Tomboy

Publié le 07 juin 2011 par Tedsifflera3fois

Un film de Céline Sciamma avec Zoé Héran, Malonn Lévana et Jeanne Disson
Drame – France – 1h22 – Sorti le 20 avril 2011
Synopsis : Laure a 10 ans. Laure est un garçon manqué. Arrivée dans un nouveau quartier, elle fait croire à Lisa et sa bande qu’elle est un garçon, sans penser aux conséquences…

Céline Sciamma a un regard extraordinairement juste. Après Naissance des pieuvres, dans lequel deux adolescentes vivaient déjà leurs premières ambigüités sexuelles, Tomboy recule de 5 ans dans l’âge de ses protagonistes pour arriver à la fin de l’enfance.

A cet âge-là, le désir n’est pas encore lubrique mais les histoires d’amour sont déjà bien présentes. L’enfance est un âge-laboratoire, le moment de toutes les expériences et celui de toutes les interrogations. Laure préfèrerait être Michaël. Il n’y a pas de jugement dans la caméra de la réalisatrice, simplement de la curiosité, de la tendresse et un soupçon de peur. Car le suspense est bien présent : Laure va-t-elle être démasquée? Et puisqu’après tout cela ne fait pas trop de doute, comment cela va-t-il se passer? Comment va-t-elle survivre à ce mensonge? Chaque minute, le secret semble sur le point d’exploser, et chaque minute la vie continue, douce, insouciante comme l’idée qu’on se fait de l’enfance, et pourtant terriblement grave, comme ce qu’est réellement l’enfance.
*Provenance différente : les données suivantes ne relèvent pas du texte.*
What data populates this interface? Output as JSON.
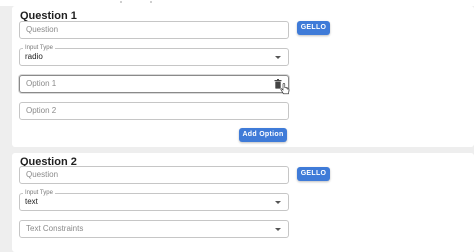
{
  "questions": [
    {
      "title": "Question 1",
      "question_placeholder": "Question",
      "gello_label": "GELLO",
      "input_type_label": "Input Type",
      "input_type_value": "radio",
      "options": [
        {
          "placeholder": "Option 1"
        },
        {
          "placeholder": "Option 2"
        }
      ],
      "add_option_label": "Add Option"
    },
    {
      "title": "Question 2",
      "question_placeholder": "Question",
      "gello_label": "GELLO",
      "input_type_label": "Input Type",
      "input_type_value": "text",
      "constraints_placeholder": "Text Constraints"
    }
  ],
  "colors": {
    "accent": "#3f7bd8",
    "background": "#eeeeee",
    "card": "#ffffff"
  },
  "icons": [
    "trash-icon",
    "chevron-down-icon",
    "hand-cursor-icon"
  ]
}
Ici, la révélation peut être dramatique, car les enfants ne sont ni compréhensifs, ni généreux, ni désintéressés. Le film, d’un naturalisme impressionnant, vole quelques kilomètres au-dessus du Dernier été de la Boyita, avec lequel il partage la thématique de l’ambigüité sexuelle de l’enfance. Qu’est-ce qui va finalement nous déterminer à être des hommes ou des femmes? A aimer des hommes ou des femmes? A avoir des goûts d’hommes ou de femmes? Certains êtres échappent-ils au poids de la société pour imposer leur propre personnalité, au-delà de cette frontière floue entre les garçons et les filles, à laquelle les conservateurs et autres adeptes de l’ordre tiennent plus que tout?

Si cette ambigüité est formidablement saisie, le film souffre cependant de la légèreté documentaire de son histoire. Le récit, aussi habile soit-il, reste sage et conventionnel et a du mal à décoller vraiment, à s’émanciper de son ambiance de film d’auteur. Les éclats lumineux sont un peu trop rares, comme ce moment merveilleux où les deux jeunes filles dansent sur la musique éclatante de Para One. On retrouve alors le mysticisme de Naissance des pieuvres, qui rendait palpable l’univers inconnu et inaccessible dans lequel le désir trouve son origine et, peut-être, sa justification. Mais le plus souvent, Tomboy, énergique mais sans musique, reste collé au sol, sans arriver à transcender la réalité qu’il décrit.

La description est d’une justesse sidérante. Céline Sciamma est une cinéaste au talent solaire. Naissance des pieuvres transcendait son sujet. On regrette donc forcément que Tomboy ait si souvent les pieds bien accrochés sur terre.